Secondly, it is often stated that the Fourier transform yields the pertaining weight of a certain frequency given a function, but how can this be the correct 'weight' or 'Fourier coefficient' if the $d\omega/2\pi$ term is omitted. Here I'll demonstrate my train of thought: $$C_n=\frac{1}{2L}\int\limits_{-L}^{L}f(t)e^{-\frac{i\pi nt}{L}}dt$$ $$\omega =\frac{n \pi}{L} \to \Delta \omega = \frac{\pi}{L} \to \frac{\Delta \omega}{2\pi}=\frac{1}{2L}$$ $$C_n=\frac{\Delta \omega}{2\pi}\int\limits_{-\frac{\pi}{\Delta \omega}}^{\frac{\pi}{\Delta \omega}}f(t)e^{-i\omega t}dt$$ Taking the limit of $\lim \limits_{\Delta\omega \to 0}C_n$ should give the continuous version of the so called 'weight', but then the $d\omega$ is used by an integral to sum up an infinite amount of complex exponentials and continuous $C_n$ coefficients, which essentially defines the inverse Fourier transform: $$f(t)=\frac{1}{2\pi}\int\limits_{-\infty}^{\infty} \int\limits_{-\infty}^{\infty}f(t)e^{-i\omega t}dt d\omega$$ [Fundamentally a continuous exponential Fourier series]
Again, how could the official Fourier transform, $F(\omega)=\int\limits_{-\infty}^{\infty}f(t)e^{-i\omega t}dt$, provide a 'weight' if the required $\frac{d\omega}{2\pi}$ term is dropped off?
- Lastly, I realised that the Discrete Fourier Transform (DFT) is very reminiscent of the exponential Fourier series, and it turns out that the DFT is virtually a numerical way for determining the Fourier coefficients of a measured signal.

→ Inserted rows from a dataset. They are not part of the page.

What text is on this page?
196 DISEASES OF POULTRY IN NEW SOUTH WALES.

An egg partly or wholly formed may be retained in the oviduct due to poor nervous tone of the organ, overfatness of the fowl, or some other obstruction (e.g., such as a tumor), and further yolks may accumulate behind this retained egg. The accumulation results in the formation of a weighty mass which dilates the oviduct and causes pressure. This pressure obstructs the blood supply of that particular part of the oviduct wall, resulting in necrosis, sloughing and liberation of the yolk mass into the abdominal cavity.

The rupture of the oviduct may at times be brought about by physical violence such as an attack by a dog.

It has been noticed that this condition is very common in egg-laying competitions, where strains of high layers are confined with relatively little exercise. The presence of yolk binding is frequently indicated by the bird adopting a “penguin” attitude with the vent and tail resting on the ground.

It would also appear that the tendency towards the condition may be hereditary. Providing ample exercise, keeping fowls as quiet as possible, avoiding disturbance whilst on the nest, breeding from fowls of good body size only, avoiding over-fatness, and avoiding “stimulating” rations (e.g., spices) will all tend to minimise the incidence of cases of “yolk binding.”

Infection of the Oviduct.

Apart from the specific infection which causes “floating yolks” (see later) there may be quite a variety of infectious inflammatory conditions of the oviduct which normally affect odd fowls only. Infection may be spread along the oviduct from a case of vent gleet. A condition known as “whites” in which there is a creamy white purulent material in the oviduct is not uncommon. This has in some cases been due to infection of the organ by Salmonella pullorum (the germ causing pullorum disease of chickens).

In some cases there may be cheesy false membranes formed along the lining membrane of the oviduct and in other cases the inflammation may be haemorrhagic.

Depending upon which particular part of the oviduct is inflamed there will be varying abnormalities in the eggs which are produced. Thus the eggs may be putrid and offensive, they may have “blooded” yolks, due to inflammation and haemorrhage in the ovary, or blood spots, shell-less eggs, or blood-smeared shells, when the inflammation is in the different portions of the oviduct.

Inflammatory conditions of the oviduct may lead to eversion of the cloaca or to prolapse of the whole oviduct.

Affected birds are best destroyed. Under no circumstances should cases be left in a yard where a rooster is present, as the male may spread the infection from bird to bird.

Consequently, why is the DFT called a transform, even though it doesn't even require the continuous Fourier transform. In fact, the DFT is customarily used by computers, thereby rendering the Fourier Transform obsolete.
To summarize, I don't seem to comprehend the motivation for the Fourier transform compared to the Fourier series.
Thanks in advance.